Та самая Ольховская? Неужели "Странник" тогда, два года назад, говорил правду? Что и в Москве есть не последние люди, кто хотели бы... Понятно, зачем им нужен я, сыграть роль спички в соломе! Ну а если солома окажется недостаточно сухой - готовый виновник, и совершенно в стороне. Раз сами они не уверены - ну что бы стоило этой, мне пообещать после что угодно, но честно ответила, что у них самих нет уверенности в победе.
И я увижу падение проклятого сталинского режима. Хотя, а кто тогда полезет на трон - и будет борьба, даже война, чтобы старое не вернулось, пусть и с другими вождями! Но ведь нет крепостей, какие не могли бы взять истинные большевики?
А если мы проиграем - то это ведь тоже будет победа, войти в историю, хоть на миг рассеяв тьму? Оставив тем, кто придет после нас (и надеюсь, более успешно) - правильные слова, которые не будут забыты?
-Я согласен. Когда?
Лючия думает, что я не знаю сомнений, страха и ошибок. А мне иногда страшно бывает, до ужаса. Что любопытно, на войне этого не было - сначала молодая была, глупая, верила, что со мной ничего не случится. Затем злая была - решив, сотню фрицев на тот свет отправлю, а дальше без разницы. И даже когда меня из немецкого тыла вывезли, и разговор был о трибунале, за минский провал, я спокойна была, ведь детей тогда спасала - ну а чему дальше быть, тому не миновать, это как шальная пуля-дура.

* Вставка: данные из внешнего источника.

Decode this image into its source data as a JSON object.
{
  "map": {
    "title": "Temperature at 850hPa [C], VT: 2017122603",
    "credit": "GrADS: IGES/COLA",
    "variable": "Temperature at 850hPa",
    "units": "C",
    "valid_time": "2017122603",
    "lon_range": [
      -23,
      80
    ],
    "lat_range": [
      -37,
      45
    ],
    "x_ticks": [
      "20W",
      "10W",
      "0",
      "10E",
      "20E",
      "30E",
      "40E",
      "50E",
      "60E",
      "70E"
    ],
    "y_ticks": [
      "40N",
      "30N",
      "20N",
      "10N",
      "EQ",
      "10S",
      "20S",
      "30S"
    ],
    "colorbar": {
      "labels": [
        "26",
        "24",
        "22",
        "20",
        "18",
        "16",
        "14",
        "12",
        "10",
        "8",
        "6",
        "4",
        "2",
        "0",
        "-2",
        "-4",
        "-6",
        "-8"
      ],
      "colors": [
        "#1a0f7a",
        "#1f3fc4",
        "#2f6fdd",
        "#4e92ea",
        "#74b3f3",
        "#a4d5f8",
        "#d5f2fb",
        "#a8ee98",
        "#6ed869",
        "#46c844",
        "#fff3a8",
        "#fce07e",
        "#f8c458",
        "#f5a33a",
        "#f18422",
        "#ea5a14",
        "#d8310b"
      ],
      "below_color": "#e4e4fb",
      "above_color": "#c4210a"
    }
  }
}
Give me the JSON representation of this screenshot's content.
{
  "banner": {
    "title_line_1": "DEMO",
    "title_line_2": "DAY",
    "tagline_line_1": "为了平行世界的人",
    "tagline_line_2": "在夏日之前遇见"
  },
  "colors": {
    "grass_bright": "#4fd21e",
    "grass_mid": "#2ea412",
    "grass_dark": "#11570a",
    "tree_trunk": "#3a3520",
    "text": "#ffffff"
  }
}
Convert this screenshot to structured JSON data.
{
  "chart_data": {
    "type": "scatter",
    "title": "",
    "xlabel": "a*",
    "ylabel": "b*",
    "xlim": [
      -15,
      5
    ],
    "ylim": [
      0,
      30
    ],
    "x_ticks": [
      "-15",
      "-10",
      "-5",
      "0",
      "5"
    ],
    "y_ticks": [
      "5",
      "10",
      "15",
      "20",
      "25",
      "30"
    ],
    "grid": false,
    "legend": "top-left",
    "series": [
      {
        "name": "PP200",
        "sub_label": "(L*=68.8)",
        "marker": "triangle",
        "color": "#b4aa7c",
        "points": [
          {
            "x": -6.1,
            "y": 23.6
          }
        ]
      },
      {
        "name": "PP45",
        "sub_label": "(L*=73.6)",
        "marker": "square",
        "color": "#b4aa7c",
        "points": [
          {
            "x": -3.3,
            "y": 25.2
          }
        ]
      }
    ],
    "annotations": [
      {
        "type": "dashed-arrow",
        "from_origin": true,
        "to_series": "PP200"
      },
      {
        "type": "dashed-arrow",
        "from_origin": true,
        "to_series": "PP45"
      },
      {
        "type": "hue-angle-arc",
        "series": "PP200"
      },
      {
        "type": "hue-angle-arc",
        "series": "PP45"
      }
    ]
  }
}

Первый раз мне было страшно в Киеве, когда я Кука узнала, среди присутствующих на совещании у Кириченко, Первого Секретаря - и думала, все тут бандеровцы. И что сейчас меня убьют, и я не увижу ни жизнь после Победы, ни своего Адмирала, ни своих еще не рожденных детей - а главное, так и не узнаю, удалось ли историю повернуть? И если бы не Юрка Смоленцев с ребятами, бежала бы я тогда из Киева, тем более что инструкции Пономаренко это дозволяли, и самолет меня в Борисполе ждал. Но стали мы вместе - и я поняла, что справимся.